Des chercheurs de l’Université de Tel-Aviv et du Centre médical Sheba, sous la direction des Prof. Tamar Geiger et Gal Markel et du Dr. Michal Harel de la Faculté de médecine de l’université, ont découvert un mécanisme central expliquant la résistance du mélanome métastatique à l’immunothérapie, approche thérapeutique qui mobilise le système immunitaire du patient contre ses cellules cancéreuses. Selon les chercheurs, cette découverte pourrait conduire à l’élaboration de nouvelles approches qui permettront au plus grand nombre de malades possible de réagir à l’immunothérapie.
« Ces dernières années, l’immunothérapie, approche thérapeutique qui mobilise le système immunitaire du patient contre ses propres cellules cancéreuses, fait l’objet d’une utilisation développée », explique le Prof. Markel, oncologue principal et directeur scientifique de l’Institut d’immunobiologie et du mélanome du Centre médical Sheba, où sont traités la plupart des patients atteins du mélanome en Israël. « Ces traitements qui se sont avérés très efficaces pour certains patients ont provoqué une véritable révolution en oncologie. Malheureusement un tiers des malades seulement y réagissent et il est absolument nécessaire de comprendre pourquoi: pouvons-nous prévoir quels sont les patients qui réagiront ou non aux traitements, ou peut-être changer quelque chose pour augmenter les taux de réactivité ? ».
Comment les cellules cancéreuses se dissimulent du système immunitaire
« Dans notre étude, nous nous sommes concentrés sur le mélanome métastatique, qui n’avait pas de traitement efficace jusqu’à ces dernières années.
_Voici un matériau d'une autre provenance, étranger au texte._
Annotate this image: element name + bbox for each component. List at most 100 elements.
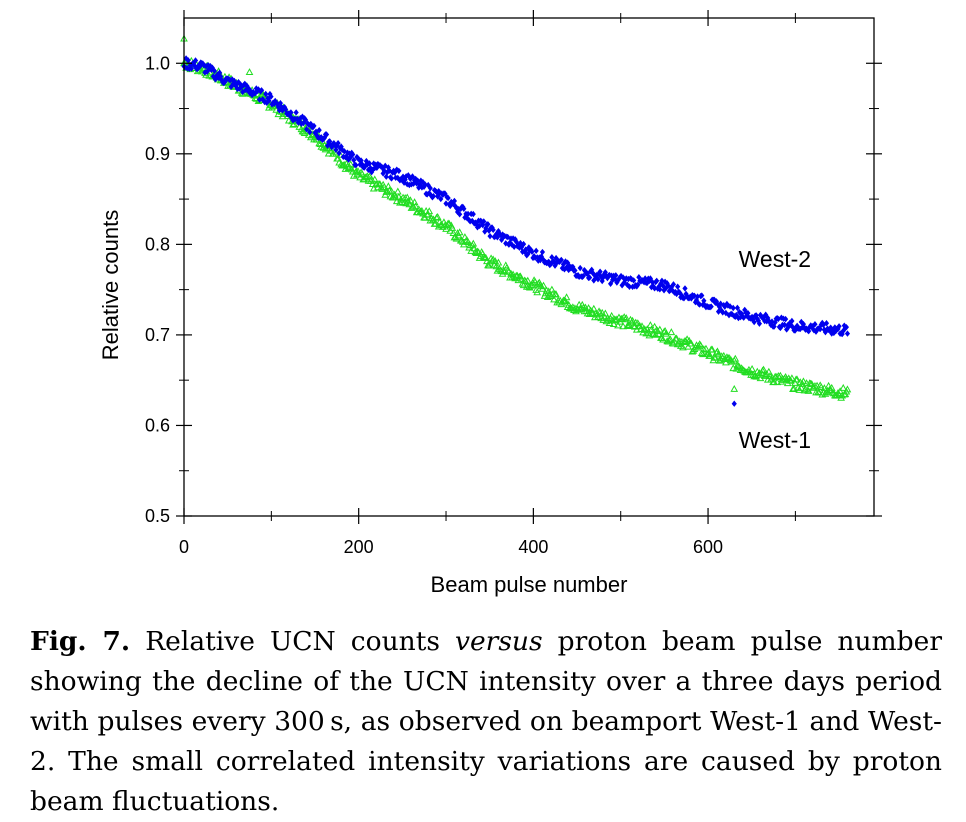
x-axis-label: Beam pulse number [431,572,628,597]
west-2-point [751,318,757,326]
west-2-point [486,227,492,234]
west-2-point [482,228,488,235]
west-2-point [658,280,664,287]
west-1-point [448,223,457,231]
west-1-point [523,276,532,284]
west-2-point [438,195,444,203]
west-2-point [451,197,458,205]
west-2-point [657,286,663,293]
west-2-point [713,298,720,305]
west-1-point [619,322,628,330]
west-1-point [790,384,798,392]
west-2-point [711,296,717,304]
west-1-point [789,385,797,393]
west-2-point [298,120,304,127]
west-1-point [785,376,794,384]
west-2-point [417,181,423,188]
west-2-point [335,139,341,147]
west-1-point [580,307,589,315]
west-1-point [539,281,548,289]
west-2-point [517,239,524,247]
west-2-point [644,279,650,286]
series-annotation: West-1 [739,427,811,453]
west-2-point [217,69,223,76]
west-2-point [511,243,517,250]
west-2-point [839,330,845,338]
west-2-point [264,99,270,106]
west-2-point [725,302,731,309]
west-2-point [256,96,263,103]
west-2-point [427,184,433,192]
west-1-point [383,187,392,195]
west-2-point [817,325,823,333]
west-2-point [278,103,285,111]
west-2-point [404,180,410,188]
west-1-point [614,321,622,329]
west-1-point [323,144,332,152]
west-1-point [251,94,260,101]
west-2-point [253,85,259,92]
west-1-point [473,247,482,255]
west-2-point [268,93,274,100]
west-2-point [642,275,648,282]
west-2-point [394,166,400,173]
west-1-point [382,187,391,195]
west-2-point [631,277,637,284]
west-1-point [760,371,769,379]
west-1-point [601,309,610,317]
west-2-point [430,192,437,200]
west-2-point [416,184,422,191]
west-2-point [465,210,471,218]
west-2-point [289,115,295,122]
west-2-point [507,239,513,246]
west-2-point [414,180,420,187]
west-1-point [631,318,640,326]
west-2-point [385,164,391,171]
west-2-point [358,157,364,164]
west-1-point [245,68,254,76]
west-2-point [483,224,489,232]
west-2-point [321,134,328,142]
west-1-point [681,336,689,344]
west-1-point [550,295,558,303]
west-1-point [432,213,441,221]
west-1-point [799,377,808,385]
west-1-point [679,343,687,351]
west-2-point [403,173,409,180]
west-2-point [327,138,333,145]
west-2-point [476,222,483,230]
west-2-point [734,304,740,312]
west-2-point [668,283,674,291]
west-1-point [628,316,637,324]
west-2-point [457,211,463,218]
west-2-point [392,169,398,176]
west-1-point [642,329,651,337]
y-tick-label: 1.0 [145,53,170,73]
west-2-point [784,326,790,333]
west-1-point [300,129,309,137]
west-2-point [656,283,662,290]
west-2-point [566,266,572,274]
west-2-point [255,86,262,93]
west-2-point [771,323,777,330]
west-1-point [289,120,297,128]
west-1-point [632,325,641,333]
west-2-point [388,175,395,182]
west-1-point [630,322,639,330]
caption-text-2: proton beam pulse number showing the dec… [30,626,942,817]
west-1-point [476,251,485,259]
west-1-point [406,196,415,204]
west-2-point [669,287,676,294]
caption-text-1: Relative UCN counts [130,626,456,657]
west-2-point [461,205,467,212]
west-2-point [836,323,842,330]
west-2-point [607,280,614,287]
west-1-point [696,341,705,349]
chart: 0 200 400 600 0.5 0.6 0.7 0.8 0.9 1.0 Beam pulse … [98,10,882,597]
west-2-point [405,172,411,179]
west-2-point [380,170,386,177]
west-2-point [287,112,293,119]
west-1-point [788,374,796,382]
west-1-point [514,276,523,284]
west-2-point [382,162,388,170]
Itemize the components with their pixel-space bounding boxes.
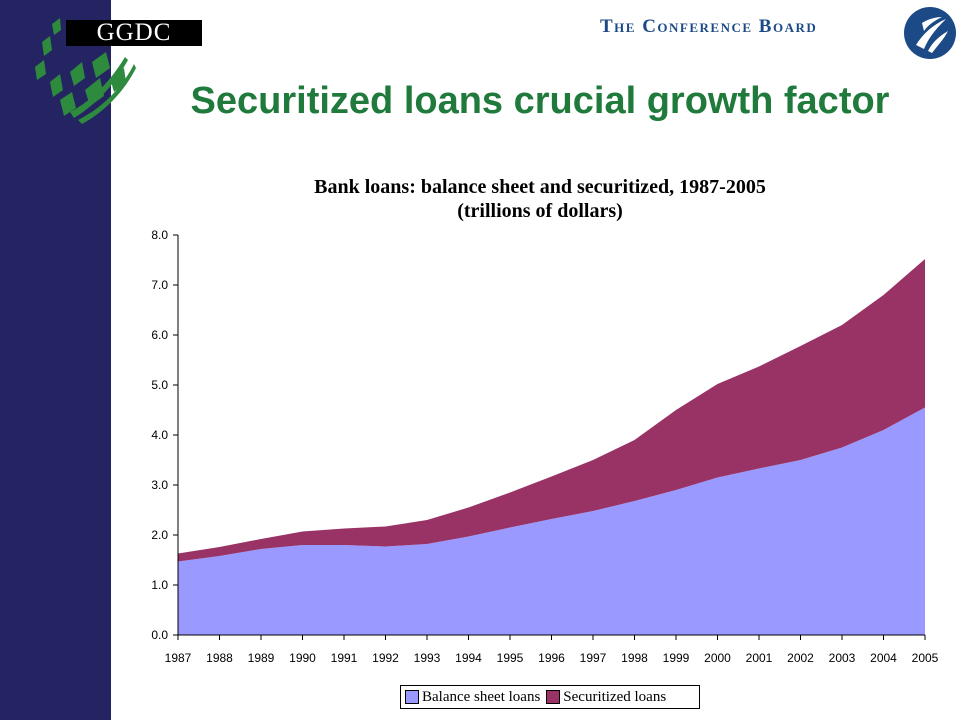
ggdc-emblem-icon: [35, 18, 136, 124]
x-tick-label: 1988: [206, 651, 233, 665]
y-tick-label: 1.0: [151, 578, 168, 592]
y-tick-label: 0.0: [151, 628, 168, 642]
legend-item-balance-sheet: Balance sheet loans: [405, 689, 540, 706]
legend-item-securitized: Securitized loans: [546, 689, 666, 706]
legend-label: Securitized loans: [563, 688, 667, 705]
y-tick-label: 7.0: [151, 278, 168, 292]
x-tick-label: 1989: [248, 651, 275, 665]
sidebar-band: [0, 0, 111, 720]
legend-label: Balance sheet loans: [422, 688, 541, 705]
y-tick-label: 2.0: [151, 528, 168, 542]
series-area-securitized-loans: [178, 259, 925, 562]
x-tick-label: 1994: [455, 651, 482, 665]
chart-subtitle: (trillions of dollars): [457, 200, 623, 222]
y-tick-label: 4.0: [151, 428, 168, 442]
x-tick-label: 2004: [870, 651, 897, 665]
x-tick-label: 1992: [372, 651, 399, 665]
chart-legend: Balance sheet loans Securitized loans: [400, 685, 700, 709]
x-tick-label: 2001: [746, 651, 773, 665]
x-tick-label: 1995: [497, 651, 524, 665]
x-tick-label: 1996: [538, 651, 565, 665]
chart-title: Bank loans: balance sheet and securitize…: [314, 176, 766, 198]
x-tick-label: 2000: [704, 651, 731, 665]
x-tick-label: 1999: [663, 651, 690, 665]
ggdc-logo-text: GGDC: [66, 20, 202, 46]
legend-swatch: [405, 690, 419, 704]
series-area-balance-sheet-loans: [178, 407, 925, 635]
x-tick-label: 1997: [580, 651, 607, 665]
chart-title-block: Bank loans: balance sheet and securitize…: [220, 175, 860, 223]
org-name: The Conference Board: [600, 16, 818, 37]
y-tick-label: 6.0: [151, 328, 168, 342]
y-tick-label: 5.0: [151, 378, 168, 392]
y-tick-label: 8.0: [151, 228, 168, 242]
x-tick-label: 1998: [621, 651, 648, 665]
x-tick-label: 1993: [414, 651, 441, 665]
x-tick-label: 2002: [787, 651, 814, 665]
legend-swatch: [546, 690, 561, 704]
x-tick-label: 1990: [289, 651, 316, 665]
slide-title: Securitized loans crucial growth factor: [190, 80, 890, 122]
x-tick-label: 2003: [829, 651, 856, 665]
y-tick-label: 3.0: [151, 478, 168, 492]
x-tick-label: 1991: [331, 651, 358, 665]
x-tick-label: 2005: [912, 651, 939, 665]
conference-board-globe-icon: [904, 7, 956, 59]
x-tick-label: 1987: [165, 651, 192, 665]
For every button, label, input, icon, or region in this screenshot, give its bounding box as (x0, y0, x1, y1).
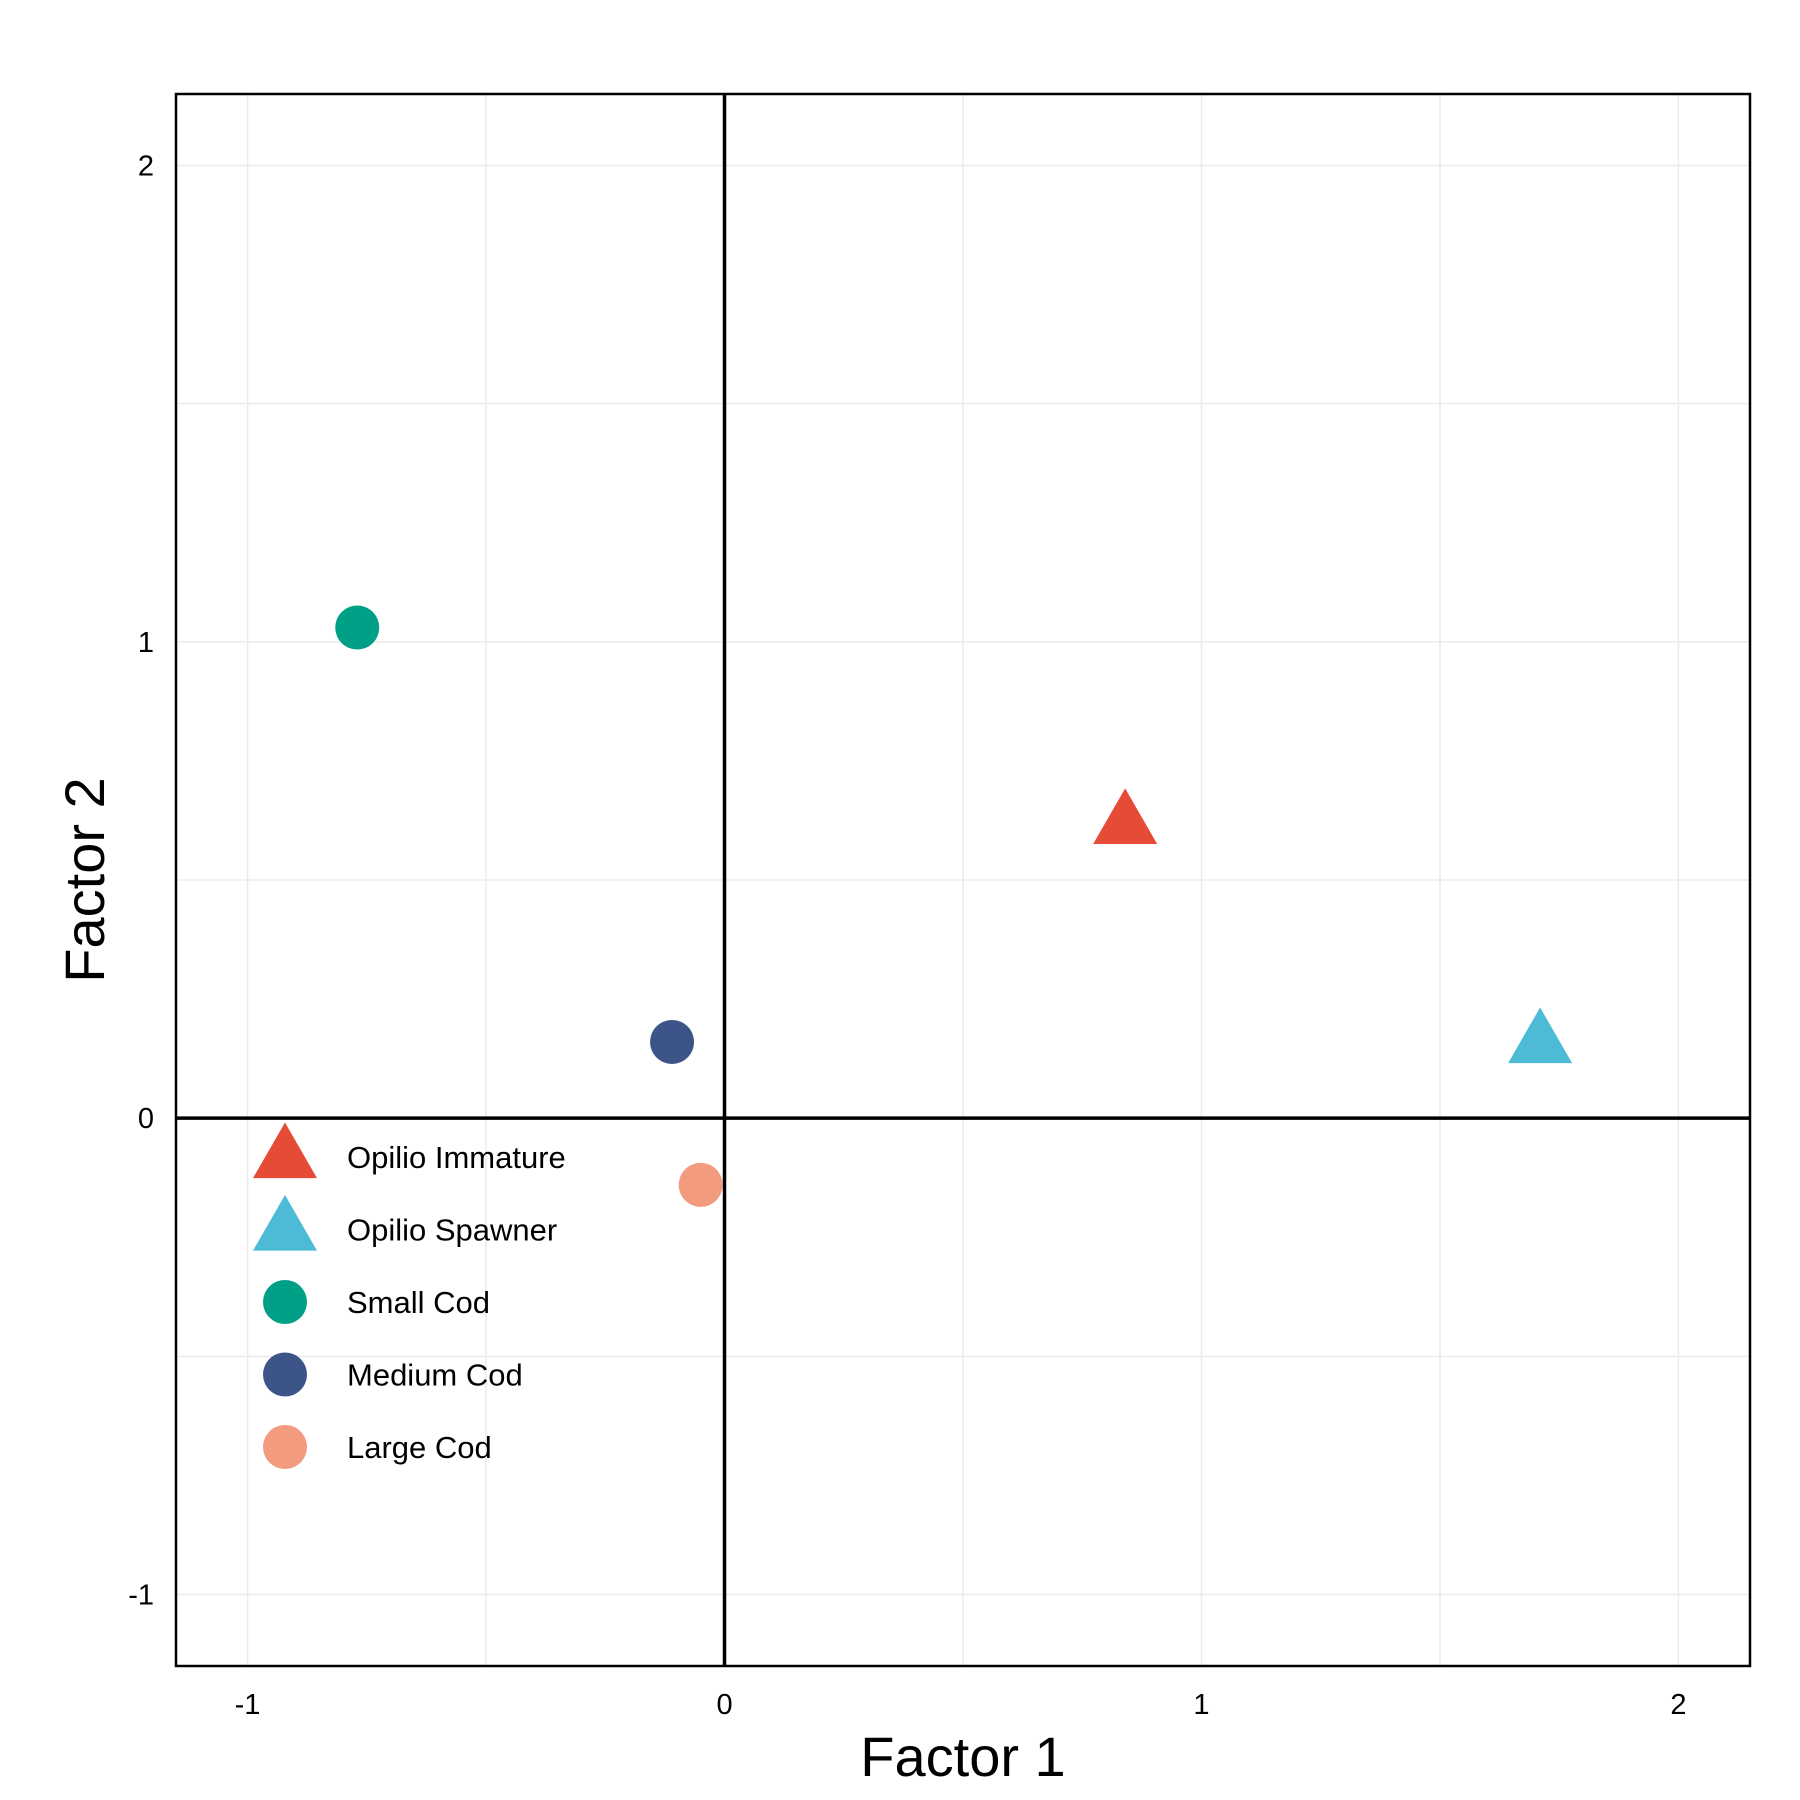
x-tick-label: -1 (235, 1689, 261, 1721)
panel-border (174, 92, 1752, 1668)
legend-label: Opilio Spawner (347, 1213, 557, 1248)
y-axis-ticks: -1 0 1 2 (128, 150, 154, 1611)
grid-layer (176, 94, 1750, 1666)
legend-label: Large Cod (347, 1430, 492, 1465)
y-tick-label: 0 (138, 1103, 154, 1135)
y-tick-label: 1 (138, 627, 154, 659)
data-point-opilio-spawner (1508, 1007, 1573, 1064)
data-point-opilio-immature (1093, 788, 1158, 844)
x-axis-ticks: -1 0 1 2 (235, 1689, 1687, 1721)
x-tick-label: 1 (1193, 1689, 1209, 1721)
reference-lines (176, 94, 1750, 1666)
data-point-large-cod (678, 1162, 723, 1207)
x-tick-label: 0 (716, 1689, 732, 1721)
x-axis-title: Factor 1 (860, 1725, 1065, 1788)
y-tick-label: -1 (128, 1580, 154, 1612)
legend-label: Small Cod (347, 1285, 490, 1320)
data-point-small-cod (335, 605, 380, 650)
y-axis-title: Factor 2 (53, 777, 116, 982)
legend-key-small-cod (263, 1280, 307, 1324)
y-tick-label: 2 (138, 150, 154, 182)
legend-key-opilio-immature (253, 1122, 317, 1179)
legend-label: Opilio Immature (347, 1140, 566, 1175)
data-point-medium-cod (650, 1019, 695, 1064)
legend: Opilio Immature Opilio Spawner Small Cod Me… (253, 1122, 566, 1469)
x-tick-label: 2 (1670, 1689, 1686, 1721)
legend-key-large-cod (263, 1425, 307, 1469)
data-points (335, 605, 1573, 1207)
legend-key-medium-cod (263, 1352, 307, 1397)
legend-label: Medium Cod (347, 1358, 523, 1393)
legend-key-opilio-spawner (253, 1194, 317, 1251)
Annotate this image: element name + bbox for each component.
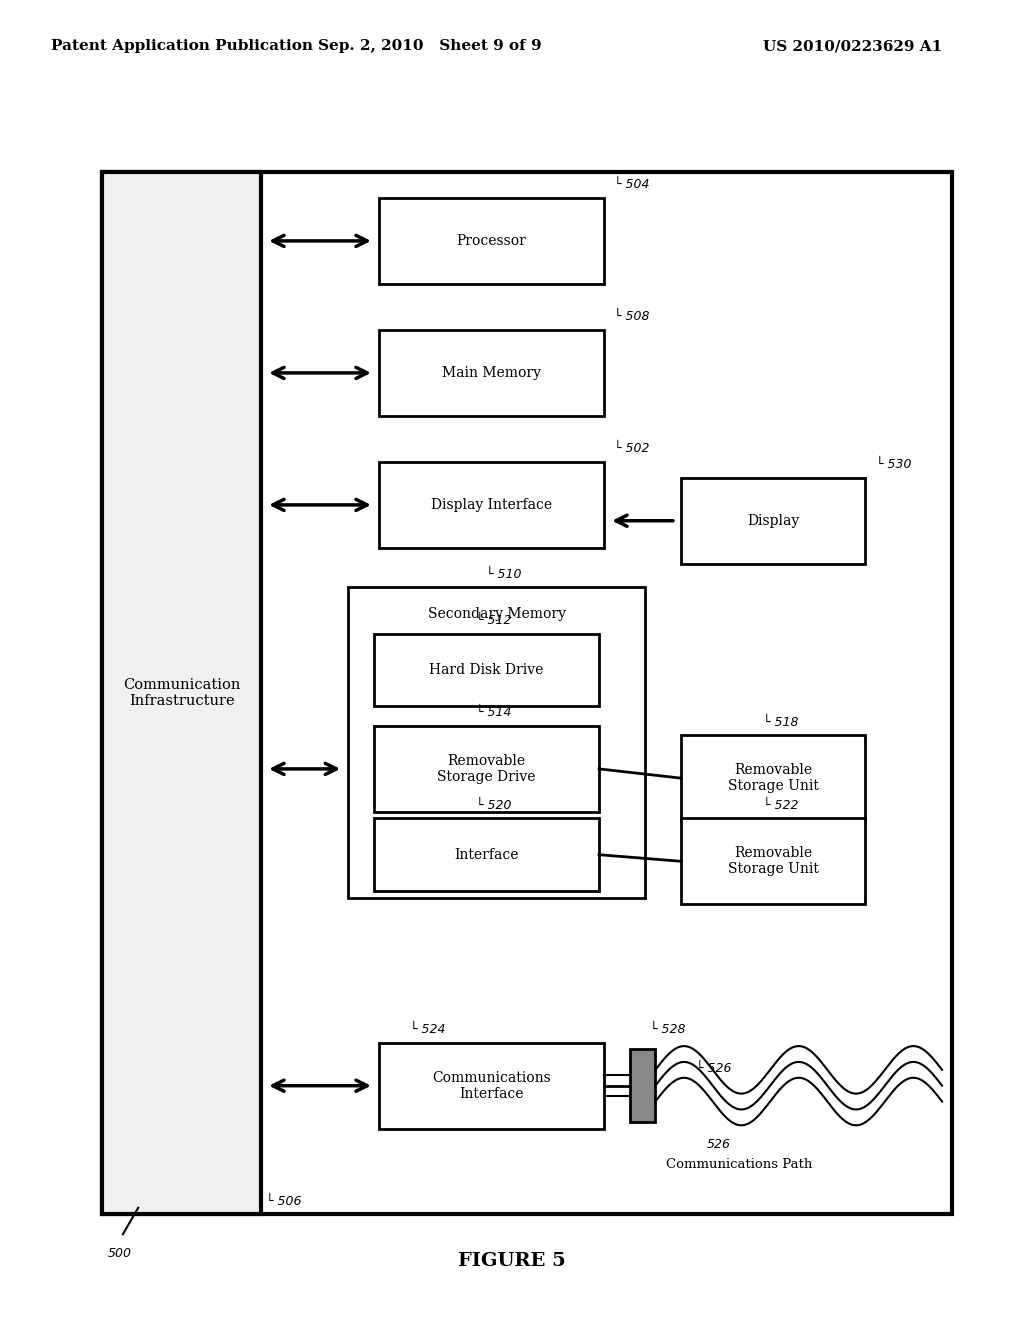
Text: US 2010/0223629 A1: US 2010/0223629 A1 [763,40,942,53]
Text: Sep. 2, 2010   Sheet 9 of 9: Sep. 2, 2010 Sheet 9 of 9 [318,40,542,53]
Text: Hard Disk Drive: Hard Disk Drive [429,663,544,677]
Text: └ 524: └ 524 [410,1023,445,1036]
FancyBboxPatch shape [681,818,865,904]
FancyBboxPatch shape [630,1049,655,1122]
FancyBboxPatch shape [379,462,604,548]
Text: 526: 526 [707,1138,730,1151]
Text: 500: 500 [108,1247,131,1261]
FancyBboxPatch shape [348,587,645,898]
Text: └ 508: └ 508 [614,310,650,323]
FancyBboxPatch shape [379,198,604,284]
Text: Communications Path: Communications Path [666,1159,812,1171]
Text: └ 522: └ 522 [763,799,799,812]
Text: Display: Display [746,513,800,528]
Text: Communication
Infrastructure: Communication Infrastructure [123,678,241,708]
Text: └ 512: └ 512 [476,614,512,627]
Text: Removable
Storage Drive: Removable Storage Drive [437,754,536,784]
FancyBboxPatch shape [102,172,952,1214]
Text: └ 526: └ 526 [696,1063,732,1074]
FancyBboxPatch shape [102,172,261,1214]
Text: └ 530: └ 530 [876,458,911,471]
Text: Display Interface: Display Interface [431,498,552,512]
Text: Secondary Memory: Secondary Memory [428,607,565,622]
FancyBboxPatch shape [374,726,599,812]
Text: └ 528: └ 528 [650,1023,686,1035]
FancyBboxPatch shape [374,818,599,891]
Text: Patent Application Publication: Patent Application Publication [51,40,313,53]
Text: FIGURE 5: FIGURE 5 [458,1251,566,1270]
Text: └ 514: └ 514 [476,706,512,719]
Text: Removable
Storage Unit: Removable Storage Unit [728,763,818,793]
FancyBboxPatch shape [681,735,865,821]
FancyBboxPatch shape [379,330,604,416]
Text: └ 506: └ 506 [266,1195,302,1208]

Aujourd’hui, l’immunothérapie entraîne une récession importante de la maladie pouvant durer plusieurs années chez environ un tiers des patients. Il était clair pour nous que la comparaison entre des échantillons de tumeurs de mélanome prélevés avant le début du traitement chez des malades pour qui le traitement a marché et chez d’autres pour qui il a échoué, constituerait un élément clé de réponse. La question était: quelle comparaison effectuer », souligne le Prof. Markel.
Pour réaliser cette analyse, les chercheurs ont prélevé des échantillons de métastases de mélanome chez 116 patients, et ont utilisé des méthodes dites protéomiques (qui étudient l’ensemble des protéines d’une cellule) pour effectuer une comparaison globale de la composition de leurs protéines. « Dans le laboratoire de protéomique, nous utilisons un appareil appelé spectromètre de masse, qui nous permet de cartographier des milliers de protéines », explique le Prof. Tamar Geiger, responsable du laboratoire de protéomique de la Faculté de médecine de l’Université de Tel-Aviv. « Nous effectuons ensuite une analyse informatique des résultats. De cette manière, nous pouvons savoir exactement quelles protéines de chaque type sont présentes dans un échantillon particulier et en quelle quantité ».
Ainsi les chercheurs ont-ils découvert que, chez les patients ayant réagi à l’immunothérapie, on trouve une plus grande quantité de protéines responsables de la production d’énergie à partir des acides gras. « Nous avons constaté que ce processus améliore le mécanisme d’identification des cellules de mélanome par le système immunitaire, qui peut ainsi les découvrir et les attaque efficacement », explique le Prof. Geiger.
Pour corroborer ces résultats, les chercheurs ont utilisé des techniques d’ingénierie génétique pour désactiver en laboratoire les protéines associées à la production d’énergie provenant d’acides gras dans des cellules de mélanome. Ils ont pu constater dans ce cas une diminution du taux de destruction des cellules de mélanome par les cellules T du système immunitaire. Ces effets ont également été testés sur des modèles murins grâce à une collaboration avec le Salk Institute de San Diego et la Faculté de médecine de l’Université de Yale aux Etats-unis. « Nous avons constaté que la désactivation de ce mécanisme permet aux cellules cancéreuses de se dissimuler des cellules T du système immunitaire qui sont sensées les identifier et les détruire », explique le Prof. Geiger. « En conséquence, le cancer se développe beaucoup plus rapidement ».
« Nous avons donc identifié une différence significative dans le mécanisme biologique des cellules de mélanome entre les patients qui vivent des années grâce à l’immunothérapie et ceux qui ne sont absolument pas affectés par le traitement », conclut-elle. « Il se peut que cette découverte soit également valable pour toute une variété d’autres tumeurs malignes », ajoute le Prof. Markel. « Dans nos prochaines études, nous verrons comment utiliser ces résultats pour améliorer la réponse à l’immunothérapie et élargir le cercle des patients bénéficiant de ces traitements. Nous travaillerons également à la mise au point d’une méthode permettant de prévoir à l’avance chez quels patients le traitement sera susceptible de réussir ou d’échouer ».